Carlos Britto

Reabertura do comércio revela cisão entre Prefeitura de Petrolina e Governo

As lojas de Petrolina abriram em um clima de incerteza quando o Governo de Pernambuco divulgou nota negando a liberação do funcionamento do comércio no Estado

Carlos Britto escreve de segunda a sextaCarlos Britto escreve de segunda a sexta - Foto: Divulgação

O prefeito de Petrolina, Miguel Coelho, enfrenta uma volta turbulenta do comércio. De acordo com o balanço das fiscalizações, só nessa segunda-feira (1), foram cerca de 376 estabelecimentos notificados, 80 interditados e 6 conduções à delegacia por resistência dos cidadãos em obedecer às medidas sanitárias ou por desacato. As inspeções ainda são em caráter educativo, passando a valer mesmo a partir da segunda semana de junho.

No entanto, essa está longe de ser a maior polêmica. Depois de cerca de 80 dias com comércio parado, as lojas de Petrolina abriram em um clima de incerteza quando o Governo de Pernambuco divulgou nota negando a liberação do funcionamento do comércio no Estado.

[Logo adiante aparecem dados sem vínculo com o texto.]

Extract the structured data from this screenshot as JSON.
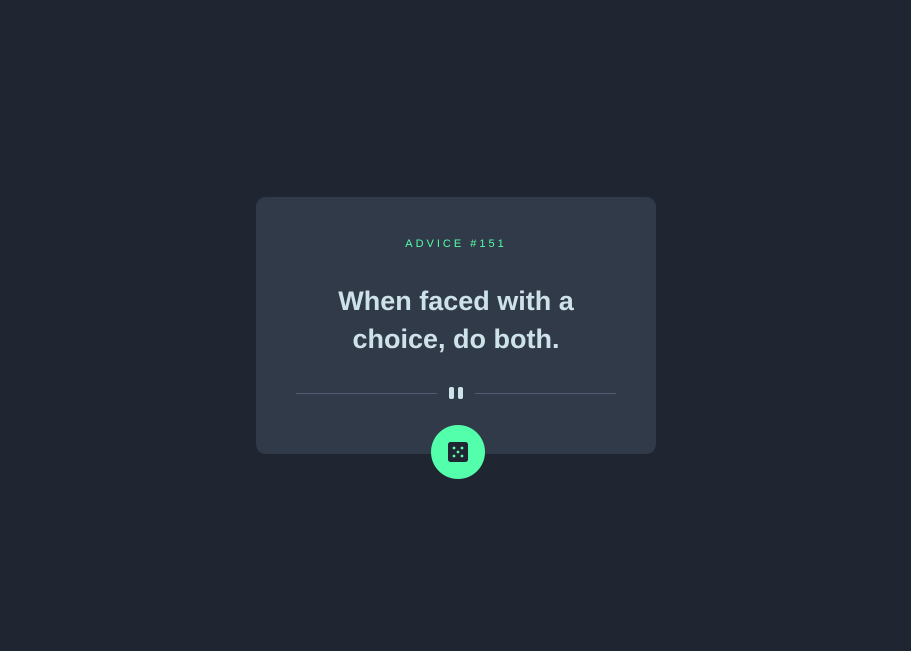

O prefeito até então estava acompanhando a decisão do governador e sustentou que a decisão de abrir foi tomada de forma harmoniosa entre os dois:

“Eu sei bem o que eu falei com o governador e também o que o governador falou para mim. Fiquei de conversar com ele e só depois disso devo me posicionar novamente”, afirmou Miguel.

O prefeito de Petrolina assegura que a 8º Gerência Regional de Saúde detém os melhores resultados de acompanhamento e prevenção ao contágio do Covid-19 e que a maior cidade do sertão tem números que atestariam sua decisão.


Sem adiamento - O Prefeito de São José do Egito, Evandro Valadares, torce para que não haja adiamento das eleições, uma vez que todos foram eleitos até 31 de dezembro. Para ele a solução seria aumentar o número de sessões e urnas para evitar aglomerações.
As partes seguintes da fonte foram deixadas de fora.